Нужно подчеркнуть, что свою боевую биографию поэт начал на одном из тяжелейших участков растянувшейся на тысячи километров линии фронта. Фашистские дивизии согласно плану «молниеносной» войны рвались к Ленинграду, стремясь захватить его любой ценой. Для германского командования это было важно не только в стратегическом, но и в морально-политическом отношении: город Ленина – колыбель революции. Сражения на подступах к Ленинграду носили ожесточеннейший характер. «Пятого ноября, – сообщает далее поэт, – я был ранен в правую ногу двумя минными осколками. Ранение было тяжелое…»
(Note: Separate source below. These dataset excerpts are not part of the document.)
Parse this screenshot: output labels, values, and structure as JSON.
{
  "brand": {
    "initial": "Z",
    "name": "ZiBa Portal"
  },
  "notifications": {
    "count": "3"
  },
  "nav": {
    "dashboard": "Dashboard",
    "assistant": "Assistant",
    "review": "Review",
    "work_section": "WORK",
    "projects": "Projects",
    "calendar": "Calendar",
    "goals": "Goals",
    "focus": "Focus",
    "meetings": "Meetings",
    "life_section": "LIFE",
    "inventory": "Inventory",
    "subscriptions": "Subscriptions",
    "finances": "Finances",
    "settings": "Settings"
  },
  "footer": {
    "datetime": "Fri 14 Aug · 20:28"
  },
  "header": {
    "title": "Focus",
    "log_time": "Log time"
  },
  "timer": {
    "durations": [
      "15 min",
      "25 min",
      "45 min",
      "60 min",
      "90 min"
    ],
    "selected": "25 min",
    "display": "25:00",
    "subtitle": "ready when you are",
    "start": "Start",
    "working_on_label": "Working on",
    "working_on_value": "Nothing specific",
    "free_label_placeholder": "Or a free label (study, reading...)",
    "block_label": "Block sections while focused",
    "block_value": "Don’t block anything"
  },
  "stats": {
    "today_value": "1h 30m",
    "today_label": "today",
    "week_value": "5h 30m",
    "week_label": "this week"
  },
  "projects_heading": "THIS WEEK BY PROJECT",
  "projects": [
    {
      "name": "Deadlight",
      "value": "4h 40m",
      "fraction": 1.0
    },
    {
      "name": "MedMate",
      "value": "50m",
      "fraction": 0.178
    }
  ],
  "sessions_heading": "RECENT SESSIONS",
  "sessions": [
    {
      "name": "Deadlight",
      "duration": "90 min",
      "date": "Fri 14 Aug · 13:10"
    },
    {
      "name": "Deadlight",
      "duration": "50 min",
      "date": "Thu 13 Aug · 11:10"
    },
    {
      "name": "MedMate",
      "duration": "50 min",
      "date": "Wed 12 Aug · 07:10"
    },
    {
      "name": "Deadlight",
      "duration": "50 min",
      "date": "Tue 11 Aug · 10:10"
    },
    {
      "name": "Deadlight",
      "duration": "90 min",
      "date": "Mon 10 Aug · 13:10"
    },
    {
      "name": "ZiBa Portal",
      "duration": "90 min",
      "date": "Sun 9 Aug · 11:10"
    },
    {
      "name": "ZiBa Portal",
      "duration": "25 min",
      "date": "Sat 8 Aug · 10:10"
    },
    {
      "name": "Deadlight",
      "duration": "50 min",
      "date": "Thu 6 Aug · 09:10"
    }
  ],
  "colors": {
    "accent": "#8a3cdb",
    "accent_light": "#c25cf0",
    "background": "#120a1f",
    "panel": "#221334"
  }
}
После ранения Суворов был эвакуирован в Алтайский край и пролежал в госпитале до 26 января 1942 года. Поэт был настроен мужественно. «Но ничего, на свои мелочишки и раны будем смотреть, если останемся живы, после войны», – писал он сестре. После госпиталя Суворов прожил несколько дней в Новосибирске у поэта Александра Смердова, активно сотрудничавшего в новосибирской периодике, принимавшего участие в составлении сборника произведений, посвященных фронту. Судя по переписке, которую они поддерживали до самой гибели Суворова, у них сложились крепкие товарищеские отношения. Смердов познакомил своего земляка-солдата с видными новосибирскими литераторами Коптеловым, Мухачевым, Стюарт. Впоследствии в письмах с фронта Суворов рассказывал Смердову о своих боевых делах, о своей творческой работе, о встречах с Сурковым и Тихоновым, посылал новые стихи. Часть стихов, присланных с фронта, Смердов поместил в сборнике «Родина. Стихи молодых поэтов», вышедшем в Новосибирске в 1944 году. Памяти Суворова и Богаткова Смердов посвятил свою военную поэму «Пушкинские горы».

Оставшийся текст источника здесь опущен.